Objectives/Challenges:
• Provide sustainable energy to a small isolated island
• Provision of action-oriented training to the community, women in particular, for management and maintenance of the energy system
• Improve women’s social positioning and participation in the community

 
Lessons Learned:
• The project had profound social impacts, particularly with regard to improved gender relations
• Workshops were successful in exploiting “action learning” and grounding training within the context of the project
• The workshops operated within existing Melanesian social mores, hence gaining the acceptance of the whole community, and successfully challenged the boundaries of perceived gender roles to the benefit of both women and men


 
Summary:
The women in Bulelavata, a small, remote village in the Western Solomon Islands accessible only by sea, used to live a subsistence lifestyle typical of women in tens of thousands of other villages across the Pacific Islands. Then, in 1998, the community chose to begin the process of establishing an energy-for-development project. In 2001, the community-owned micro-hydro system, funded by the Australian International Greenhouse Partnerships, Caritas, and the Provincial Government, was officially opened by the Provincial Premier. The system produces 24kw and has 1.5 km of high voltage transmission line, enabling the community to sell power to the Provincial Secondary School.

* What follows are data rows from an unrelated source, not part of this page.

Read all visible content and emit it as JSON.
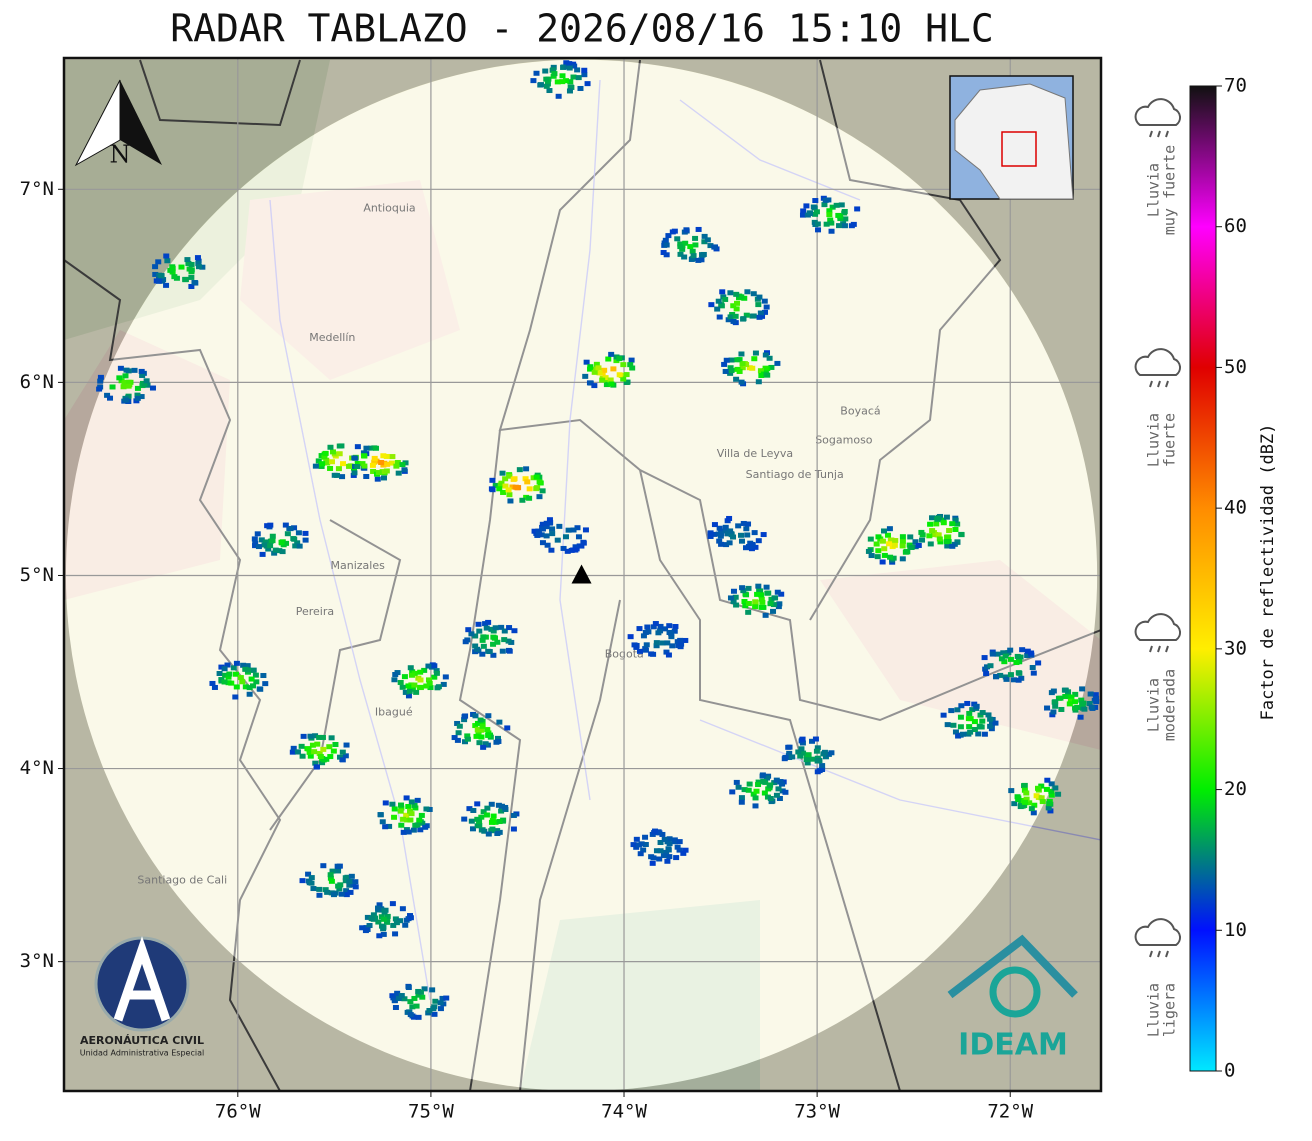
{
  "title": "RADAR TABLAZO - 2026/08/16 15:10 HLC",
  "map": {
    "xlim": [
      -76.9,
      -71.53
    ],
    "ylim": [
      2.33,
      7.68
    ],
    "xticks": [
      {
        "value": -76,
        "label": "76°W"
      },
      {
        "value": -75,
        "label": "75°W"
      },
      {
        "value": -74,
        "label": "74°W"
      },
      {
        "value": -73,
        "label": "73°W"
      },
      {
        "value": -72,
        "label": "72°W"
      }
    ],
    "yticks": [
      {
        "value": 7,
        "label": "7°N"
      },
      {
        "value": 6,
        "label": "6°N"
      },
      {
        "value": 5,
        "label": "5°N"
      },
      {
        "value": 4,
        "label": "4°N"
      },
      {
        "value": 3,
        "label": "3°N"
      }
    ],
    "grid": true,
    "north_label": "N",
    "radar_site": {
      "lon": -74.22,
      "lat": 5.0,
      "range_deg": 2.67
    },
    "cells": [
      {
        "lon": -75.47,
        "lat": 5.6,
        "dbz": 35
      },
      {
        "lon": -75.26,
        "lat": 5.59,
        "dbz": 40
      },
      {
        "lon": -74.54,
        "lat": 5.47,
        "dbz": 45
      },
      {
        "lon": -74.07,
        "lat": 6.06,
        "dbz": 40
      },
      {
        "lon": -73.34,
        "lat": 6.08,
        "dbz": 30
      },
      {
        "lon": -72.62,
        "lat": 5.16,
        "dbz": 32
      },
      {
        "lon": -75.06,
        "lat": 4.46,
        "dbz": 28
      },
      {
        "lon": -74.75,
        "lat": 4.2,
        "dbz": 25
      },
      {
        "lon": -75.99,
        "lat": 4.46,
        "dbz": 25
      },
      {
        "lon": -75.57,
        "lat": 4.1,
        "dbz": 28
      },
      {
        "lon": -76.58,
        "lat": 5.99,
        "dbz": 25
      },
      {
        "lon": -73.3,
        "lat": 3.89,
        "dbz": 22
      },
      {
        "lon": -73.04,
        "lat": 4.07,
        "dbz": 18
      },
      {
        "lon": -72.21,
        "lat": 4.25,
        "dbz": 22
      },
      {
        "lon": -71.69,
        "lat": 4.35,
        "dbz": 22
      },
      {
        "lon": -71.87,
        "lat": 3.86,
        "dbz": 30
      },
      {
        "lon": -73.42,
        "lat": 5.21,
        "dbz": 15
      },
      {
        "lon": -73.32,
        "lat": 4.87,
        "dbz": 25
      },
      {
        "lon": -74.69,
        "lat": 4.67,
        "dbz": 20
      },
      {
        "lon": -75.13,
        "lat": 3.76,
        "dbz": 28
      },
      {
        "lon": -74.69,
        "lat": 3.74,
        "dbz": 22
      },
      {
        "lon": -75.52,
        "lat": 3.42,
        "dbz": 20
      },
      {
        "lon": -75.24,
        "lat": 3.22,
        "dbz": 18
      },
      {
        "lon": -74.33,
        "lat": 7.57,
        "dbz": 22
      },
      {
        "lon": -73.66,
        "lat": 6.71,
        "dbz": 20
      },
      {
        "lon": -73.4,
        "lat": 6.4,
        "dbz": 25
      },
      {
        "lon": -72.93,
        "lat": 6.87,
        "dbz": 22
      },
      {
        "lon": -76.3,
        "lat": 6.58,
        "dbz": 22
      },
      {
        "lon": -74.33,
        "lat": 5.21,
        "dbz": 15
      },
      {
        "lon": -75.78,
        "lat": 5.18,
        "dbz": 20
      },
      {
        "lon": -73.82,
        "lat": 4.67,
        "dbz": 15
      },
      {
        "lon": -72.36,
        "lat": 5.23,
        "dbz": 30
      },
      {
        "lon": -72.0,
        "lat": 4.54,
        "dbz": 22
      },
      {
        "lon": -75.06,
        "lat": 2.8,
        "dbz": 20
      },
      {
        "lon": -73.82,
        "lat": 3.6,
        "dbz": 15
      }
    ],
    "places": [
      {
        "name": "Medellín",
        "lon": -75.63,
        "lat": 6.23
      },
      {
        "name": "Bogotá",
        "lon": -74.1,
        "lat": 4.59
      },
      {
        "name": "Manizales",
        "lon": -75.52,
        "lat": 5.05
      },
      {
        "name": "Pereira",
        "lon": -75.7,
        "lat": 4.81
      },
      {
        "name": "Ibagué",
        "lon": -75.29,
        "lat": 4.29
      },
      {
        "name": "Santiago de Cali",
        "lon": -76.52,
        "lat": 3.42
      },
      {
        "name": "Sogamoso",
        "lon": -73.01,
        "lat": 5.7
      },
      {
        "name": "Santiago de Tunja",
        "lon": -73.37,
        "lat": 5.52
      },
      {
        "name": "Villa de Leyva",
        "lon": -73.52,
        "lat": 5.63
      },
      {
        "name": "Antioquia",
        "lon": -75.35,
        "lat": 6.9
      },
      {
        "name": "Boyacá",
        "lon": -72.88,
        "lat": 5.85
      }
    ]
  },
  "colorbar": {
    "label": "Factor de reflectividad (dBZ)",
    "lim": [
      0,
      70
    ],
    "ticks": [
      0,
      10,
      20,
      30,
      40,
      50,
      60,
      70
    ],
    "colors": [
      "#00e8ff",
      "#0010ff",
      "#00ee00",
      "#ffee00",
      "#ff8c00",
      "#e00000",
      "#ff00ff",
      "#111111"
    ]
  },
  "intensity_legend": [
    {
      "lines": [
        "Lluvia",
        "muy fuerte"
      ]
    },
    {
      "lines": [
        "Lluvia",
        "fuerte"
      ]
    },
    {
      "lines": [
        "Lluvia",
        "moderada"
      ]
    },
    {
      "lines": [
        "Lluvia",
        "ligera"
      ]
    }
  ],
  "logos": {
    "aeronautica": [
      "AERONÁUTICA CIVIL",
      "Unidad Administrativa Especial"
    ],
    "ideam": "IDEAM"
  }
}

For the women of Bulelavata, the energy project has had some significant and profound impacts, ranging from the practical, quantifiable advantages of lighting and community income to qualitative outcomes such as solidarity and empowerment. The project design of the Bulelavata community micro-hydro scheme used a women’s participatory action agenda, exploiting “action learning” (or learning-by-doing) as they were able to ground the workshops within the context of the occurring project in their lives. The workshops were comprised of policy support, female project management, female role modeling at varying levels, specific women’s awareness and training workshops, visits by women to other villages, management committee positions for women, a new village institution for women, technical team leadership by women, and logistical project support teams being given equal status to technical project teams. This affirmative agenda was designed to encourage and facilitate active and meaningful opportunities for participation by the village women. It operated within existing Melanesian cultural and village religious mores while at the same time challenging the boundaries of perceived gender roles through the medium of the new technology.

The Bulelavata village men say that the electricity project has changed their women; they are pleased that women are now more confident and outspoken and participate more in community development activities.